What we celebrate here is that the Risen Christ joins us everywhere in life. We meet him as much in everyday life as in church. Indeed, much of his public ministry was not conducted in the synagogues but in homes and outdoors – rather like the meal table and the walk in this story.
I am not saying that gathering together in church and in fellowship is unimportant – this is not a variation on the ‘You don’t need to go to church to be a Christian’ nonsense. Many of the ways in which we encourage one another and strengthen each other can only be done by coming together physically.
But I am saying this: we should be open to meeting Jesus in the world, and this has huge implications. It means that our daily working life is important to him. We can do it to his glory, and we can expect to find him there, helping us. I know churches who put a segment into their Sunday services called ‘This Time Tomorrow’, where congregation members talk about what they will be doing not on Sunday morning at 11, but on Monday morning at 11. They then receive prayer – because it’s daft to think that the only people we pray for are ministers, preachers, Sunday School teachers, and doctors and nurses. Jesus is with each one of us in our daily tasks.

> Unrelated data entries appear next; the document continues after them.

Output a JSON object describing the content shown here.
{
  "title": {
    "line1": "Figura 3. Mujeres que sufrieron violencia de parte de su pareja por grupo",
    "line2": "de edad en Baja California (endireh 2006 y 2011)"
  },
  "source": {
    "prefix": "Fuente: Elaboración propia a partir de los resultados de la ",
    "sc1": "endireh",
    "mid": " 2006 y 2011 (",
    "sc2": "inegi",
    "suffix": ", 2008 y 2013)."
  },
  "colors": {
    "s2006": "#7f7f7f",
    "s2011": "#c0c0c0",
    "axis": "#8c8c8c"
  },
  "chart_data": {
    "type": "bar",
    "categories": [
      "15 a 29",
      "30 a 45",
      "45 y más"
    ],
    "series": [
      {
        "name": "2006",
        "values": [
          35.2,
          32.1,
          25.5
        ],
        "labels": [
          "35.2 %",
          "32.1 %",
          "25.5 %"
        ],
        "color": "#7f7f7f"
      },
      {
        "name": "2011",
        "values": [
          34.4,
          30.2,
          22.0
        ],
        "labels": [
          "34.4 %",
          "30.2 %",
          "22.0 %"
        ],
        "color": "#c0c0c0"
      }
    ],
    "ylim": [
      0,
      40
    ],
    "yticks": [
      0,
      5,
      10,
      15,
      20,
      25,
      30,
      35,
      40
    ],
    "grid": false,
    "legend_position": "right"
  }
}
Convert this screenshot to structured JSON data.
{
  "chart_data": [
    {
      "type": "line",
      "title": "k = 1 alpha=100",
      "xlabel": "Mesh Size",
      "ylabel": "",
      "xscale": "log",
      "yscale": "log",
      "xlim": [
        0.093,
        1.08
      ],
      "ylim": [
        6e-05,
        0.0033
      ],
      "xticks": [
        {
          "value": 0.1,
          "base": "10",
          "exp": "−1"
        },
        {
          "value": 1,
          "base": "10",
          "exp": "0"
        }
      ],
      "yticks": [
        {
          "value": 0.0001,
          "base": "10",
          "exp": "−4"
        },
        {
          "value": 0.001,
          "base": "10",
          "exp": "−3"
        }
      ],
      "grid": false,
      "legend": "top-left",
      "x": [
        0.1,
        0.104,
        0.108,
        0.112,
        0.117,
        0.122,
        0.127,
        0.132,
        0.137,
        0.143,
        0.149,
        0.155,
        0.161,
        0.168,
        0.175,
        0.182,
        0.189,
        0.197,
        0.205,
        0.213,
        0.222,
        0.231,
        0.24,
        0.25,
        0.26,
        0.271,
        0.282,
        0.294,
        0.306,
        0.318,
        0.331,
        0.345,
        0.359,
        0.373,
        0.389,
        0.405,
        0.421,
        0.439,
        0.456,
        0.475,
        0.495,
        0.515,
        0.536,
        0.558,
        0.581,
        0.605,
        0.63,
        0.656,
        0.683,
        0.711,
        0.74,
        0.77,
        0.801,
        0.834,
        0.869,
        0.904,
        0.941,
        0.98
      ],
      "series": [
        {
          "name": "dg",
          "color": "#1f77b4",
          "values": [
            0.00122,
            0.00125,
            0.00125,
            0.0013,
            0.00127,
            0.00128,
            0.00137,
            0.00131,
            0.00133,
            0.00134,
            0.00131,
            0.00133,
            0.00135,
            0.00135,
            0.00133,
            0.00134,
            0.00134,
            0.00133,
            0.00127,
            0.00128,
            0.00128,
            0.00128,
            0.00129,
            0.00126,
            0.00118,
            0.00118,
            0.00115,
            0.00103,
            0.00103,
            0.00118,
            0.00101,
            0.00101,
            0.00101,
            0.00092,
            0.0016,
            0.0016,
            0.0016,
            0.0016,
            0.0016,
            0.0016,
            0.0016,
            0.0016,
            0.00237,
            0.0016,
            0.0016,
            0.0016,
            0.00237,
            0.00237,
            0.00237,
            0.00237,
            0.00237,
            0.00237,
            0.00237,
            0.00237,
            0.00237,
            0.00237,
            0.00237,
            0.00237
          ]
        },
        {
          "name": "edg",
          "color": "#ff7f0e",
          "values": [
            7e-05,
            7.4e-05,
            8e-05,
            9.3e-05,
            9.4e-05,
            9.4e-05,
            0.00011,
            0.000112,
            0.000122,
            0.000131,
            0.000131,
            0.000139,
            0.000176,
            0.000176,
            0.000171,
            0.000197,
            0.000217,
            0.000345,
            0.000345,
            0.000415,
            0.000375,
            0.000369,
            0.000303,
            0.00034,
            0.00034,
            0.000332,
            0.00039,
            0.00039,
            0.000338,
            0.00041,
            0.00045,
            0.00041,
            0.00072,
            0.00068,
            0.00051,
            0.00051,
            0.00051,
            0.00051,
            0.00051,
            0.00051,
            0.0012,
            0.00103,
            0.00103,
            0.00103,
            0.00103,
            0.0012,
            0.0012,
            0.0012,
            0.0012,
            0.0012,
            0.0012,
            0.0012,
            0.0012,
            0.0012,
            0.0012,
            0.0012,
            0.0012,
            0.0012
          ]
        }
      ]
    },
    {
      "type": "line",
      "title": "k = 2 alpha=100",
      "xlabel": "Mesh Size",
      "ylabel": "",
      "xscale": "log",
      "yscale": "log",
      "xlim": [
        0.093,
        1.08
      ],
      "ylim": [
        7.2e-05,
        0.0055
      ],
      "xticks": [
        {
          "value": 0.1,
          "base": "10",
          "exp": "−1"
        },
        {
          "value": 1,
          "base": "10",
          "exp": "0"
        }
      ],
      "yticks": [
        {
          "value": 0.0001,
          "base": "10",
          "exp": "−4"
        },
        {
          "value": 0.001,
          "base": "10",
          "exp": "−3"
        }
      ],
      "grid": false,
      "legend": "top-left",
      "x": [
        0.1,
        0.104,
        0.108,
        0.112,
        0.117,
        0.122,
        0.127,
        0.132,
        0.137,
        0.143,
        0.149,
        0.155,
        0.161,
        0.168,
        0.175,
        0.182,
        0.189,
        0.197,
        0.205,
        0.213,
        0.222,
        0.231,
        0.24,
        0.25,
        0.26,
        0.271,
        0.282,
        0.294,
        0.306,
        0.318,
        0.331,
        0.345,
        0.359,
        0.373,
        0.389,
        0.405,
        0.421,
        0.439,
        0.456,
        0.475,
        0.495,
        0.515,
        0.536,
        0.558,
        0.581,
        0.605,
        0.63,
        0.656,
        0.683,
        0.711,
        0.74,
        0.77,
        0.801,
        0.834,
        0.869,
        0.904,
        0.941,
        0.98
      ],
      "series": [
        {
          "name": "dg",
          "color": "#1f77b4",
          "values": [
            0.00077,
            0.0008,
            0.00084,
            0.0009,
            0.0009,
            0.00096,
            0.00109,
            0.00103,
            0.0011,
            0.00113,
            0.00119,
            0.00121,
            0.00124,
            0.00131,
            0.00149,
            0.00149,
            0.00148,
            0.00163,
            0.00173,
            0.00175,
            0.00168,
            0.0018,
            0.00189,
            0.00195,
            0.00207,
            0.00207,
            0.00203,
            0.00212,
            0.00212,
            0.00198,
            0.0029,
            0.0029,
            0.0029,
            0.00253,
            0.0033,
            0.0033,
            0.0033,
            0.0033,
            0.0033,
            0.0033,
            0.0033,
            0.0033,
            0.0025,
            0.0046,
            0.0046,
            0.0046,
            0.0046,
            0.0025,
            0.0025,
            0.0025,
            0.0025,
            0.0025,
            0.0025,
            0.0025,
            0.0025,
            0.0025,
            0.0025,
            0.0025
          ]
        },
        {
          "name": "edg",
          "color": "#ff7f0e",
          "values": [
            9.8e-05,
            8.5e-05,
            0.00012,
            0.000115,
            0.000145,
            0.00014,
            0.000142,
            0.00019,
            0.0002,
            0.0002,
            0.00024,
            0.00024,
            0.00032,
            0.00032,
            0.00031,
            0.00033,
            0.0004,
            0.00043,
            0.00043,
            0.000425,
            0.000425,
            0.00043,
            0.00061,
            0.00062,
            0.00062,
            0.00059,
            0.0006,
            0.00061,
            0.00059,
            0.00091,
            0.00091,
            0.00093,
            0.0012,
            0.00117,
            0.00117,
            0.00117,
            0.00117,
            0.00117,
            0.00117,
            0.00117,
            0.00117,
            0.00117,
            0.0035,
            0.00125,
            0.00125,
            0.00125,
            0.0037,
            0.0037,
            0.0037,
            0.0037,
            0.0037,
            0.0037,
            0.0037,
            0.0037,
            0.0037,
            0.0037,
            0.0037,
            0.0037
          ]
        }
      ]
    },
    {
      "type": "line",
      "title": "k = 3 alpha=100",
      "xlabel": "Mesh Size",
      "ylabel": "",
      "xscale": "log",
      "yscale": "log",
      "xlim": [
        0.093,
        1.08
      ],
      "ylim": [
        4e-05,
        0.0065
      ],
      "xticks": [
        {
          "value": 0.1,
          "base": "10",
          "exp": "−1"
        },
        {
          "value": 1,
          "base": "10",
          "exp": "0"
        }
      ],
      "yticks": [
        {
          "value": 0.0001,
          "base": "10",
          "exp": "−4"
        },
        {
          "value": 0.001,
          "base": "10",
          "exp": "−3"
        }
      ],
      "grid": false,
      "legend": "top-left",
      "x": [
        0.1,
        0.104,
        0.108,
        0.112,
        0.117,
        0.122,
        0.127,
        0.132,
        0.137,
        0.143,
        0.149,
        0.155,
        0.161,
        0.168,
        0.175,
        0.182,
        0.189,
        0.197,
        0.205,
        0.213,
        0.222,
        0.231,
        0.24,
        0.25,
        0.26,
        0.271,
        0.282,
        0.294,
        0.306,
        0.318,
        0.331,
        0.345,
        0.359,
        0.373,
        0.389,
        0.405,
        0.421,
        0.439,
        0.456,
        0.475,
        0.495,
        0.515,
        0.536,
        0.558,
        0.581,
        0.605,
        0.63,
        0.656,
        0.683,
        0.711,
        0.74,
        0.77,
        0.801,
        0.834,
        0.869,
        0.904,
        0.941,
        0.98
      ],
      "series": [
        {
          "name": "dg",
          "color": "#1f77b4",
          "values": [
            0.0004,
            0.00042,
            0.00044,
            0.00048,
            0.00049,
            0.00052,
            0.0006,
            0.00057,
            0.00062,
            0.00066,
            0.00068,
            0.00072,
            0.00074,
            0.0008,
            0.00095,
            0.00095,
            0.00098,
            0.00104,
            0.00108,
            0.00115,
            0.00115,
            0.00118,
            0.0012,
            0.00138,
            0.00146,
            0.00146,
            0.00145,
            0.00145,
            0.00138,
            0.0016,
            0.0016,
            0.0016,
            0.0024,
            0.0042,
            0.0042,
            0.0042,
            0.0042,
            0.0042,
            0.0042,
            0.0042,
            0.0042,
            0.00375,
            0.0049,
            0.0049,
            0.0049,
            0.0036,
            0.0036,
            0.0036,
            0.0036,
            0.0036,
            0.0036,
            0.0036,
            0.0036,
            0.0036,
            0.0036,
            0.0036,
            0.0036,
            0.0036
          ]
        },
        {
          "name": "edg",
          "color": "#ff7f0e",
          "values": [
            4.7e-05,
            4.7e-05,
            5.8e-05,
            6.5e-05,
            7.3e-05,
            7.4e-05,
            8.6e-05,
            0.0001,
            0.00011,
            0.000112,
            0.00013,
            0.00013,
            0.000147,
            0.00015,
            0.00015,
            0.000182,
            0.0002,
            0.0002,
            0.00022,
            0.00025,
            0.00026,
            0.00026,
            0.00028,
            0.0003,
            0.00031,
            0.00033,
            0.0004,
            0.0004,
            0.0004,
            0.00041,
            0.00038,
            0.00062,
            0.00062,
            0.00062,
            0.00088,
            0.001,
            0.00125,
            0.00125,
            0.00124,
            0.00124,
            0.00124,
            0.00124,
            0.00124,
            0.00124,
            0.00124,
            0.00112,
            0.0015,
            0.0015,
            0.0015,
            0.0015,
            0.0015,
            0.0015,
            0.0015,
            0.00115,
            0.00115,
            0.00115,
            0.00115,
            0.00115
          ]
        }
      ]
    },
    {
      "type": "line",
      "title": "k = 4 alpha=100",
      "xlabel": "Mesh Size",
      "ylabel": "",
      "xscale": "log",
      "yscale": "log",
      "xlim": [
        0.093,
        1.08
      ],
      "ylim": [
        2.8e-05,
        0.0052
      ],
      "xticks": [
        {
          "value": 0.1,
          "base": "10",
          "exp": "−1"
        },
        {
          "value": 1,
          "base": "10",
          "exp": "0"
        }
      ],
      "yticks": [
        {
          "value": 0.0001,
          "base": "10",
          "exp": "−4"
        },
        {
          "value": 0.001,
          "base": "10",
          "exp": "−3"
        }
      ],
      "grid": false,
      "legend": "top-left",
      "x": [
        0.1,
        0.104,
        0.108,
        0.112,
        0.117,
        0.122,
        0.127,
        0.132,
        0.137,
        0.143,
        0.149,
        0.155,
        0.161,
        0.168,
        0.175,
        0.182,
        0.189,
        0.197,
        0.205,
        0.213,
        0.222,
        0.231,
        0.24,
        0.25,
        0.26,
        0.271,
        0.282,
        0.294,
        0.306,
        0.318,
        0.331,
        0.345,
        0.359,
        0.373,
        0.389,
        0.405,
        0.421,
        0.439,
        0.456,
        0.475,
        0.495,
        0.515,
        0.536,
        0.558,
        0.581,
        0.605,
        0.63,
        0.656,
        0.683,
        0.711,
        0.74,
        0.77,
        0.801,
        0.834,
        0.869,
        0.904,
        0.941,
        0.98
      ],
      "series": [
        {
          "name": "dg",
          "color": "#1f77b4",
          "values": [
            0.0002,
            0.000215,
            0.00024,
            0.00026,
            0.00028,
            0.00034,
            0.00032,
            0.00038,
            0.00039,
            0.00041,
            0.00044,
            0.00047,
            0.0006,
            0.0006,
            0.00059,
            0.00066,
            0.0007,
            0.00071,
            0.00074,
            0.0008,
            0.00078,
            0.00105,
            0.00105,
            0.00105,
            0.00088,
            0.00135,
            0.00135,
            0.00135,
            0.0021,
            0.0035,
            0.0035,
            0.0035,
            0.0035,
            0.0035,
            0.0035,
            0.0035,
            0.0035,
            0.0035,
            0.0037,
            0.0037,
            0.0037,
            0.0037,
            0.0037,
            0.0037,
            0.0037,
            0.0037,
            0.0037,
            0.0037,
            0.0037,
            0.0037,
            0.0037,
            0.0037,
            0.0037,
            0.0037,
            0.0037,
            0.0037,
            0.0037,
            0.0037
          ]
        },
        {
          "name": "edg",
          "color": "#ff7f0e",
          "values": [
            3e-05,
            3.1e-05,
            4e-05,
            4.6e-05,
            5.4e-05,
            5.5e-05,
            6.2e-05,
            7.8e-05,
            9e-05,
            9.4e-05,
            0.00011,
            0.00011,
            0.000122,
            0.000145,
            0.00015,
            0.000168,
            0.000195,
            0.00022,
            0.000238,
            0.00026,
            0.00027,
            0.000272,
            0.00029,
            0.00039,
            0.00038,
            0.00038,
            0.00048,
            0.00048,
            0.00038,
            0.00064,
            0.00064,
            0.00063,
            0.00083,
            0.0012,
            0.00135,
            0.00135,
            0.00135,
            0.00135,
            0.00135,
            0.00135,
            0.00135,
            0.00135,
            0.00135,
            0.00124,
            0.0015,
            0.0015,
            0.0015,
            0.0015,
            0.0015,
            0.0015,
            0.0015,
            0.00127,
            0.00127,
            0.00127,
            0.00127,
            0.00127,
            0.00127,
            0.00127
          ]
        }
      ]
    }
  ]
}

It means also that just as Jesus took the initiative to come alongside Cleopas and his companion to explain the Gospel to them and lead them into truth, so he is also coming alongside people to do that today. In other words, it’s a question of how we understand mission. In seeking to take the love of God to people in word and deed, in evangelism and social action, it doesn’t all depend on us. Jesus goes ahead of us and accompanies people. Our job is to join him where he has already been at work in people’s lives before we got there.
So don’t just proclaim – listen to people’s stories. You will find spiritual yearnings, religious questions and even experiences of God in their lives, because Jesus is going ahead on the road to meet them, speak to them and work in their lives in order to draw them to him. He then calls us in as his junior assistants to be the ones who are used by his Spirit to bring people to a point of saving faith in Christ.
In conclusion, then, Cleopas finds the meeting with the Risen Christ on the road to Emmaus completely transforming. It requires revelation. It leads to seeing the Scriptures in the light of Christ. And it involves expecting to meet Christ everywhere in daily life.
The experience led to a revolution in the life of Cleopas and his companion. May we too meet the Risen Christ and have our lives turned upside-down.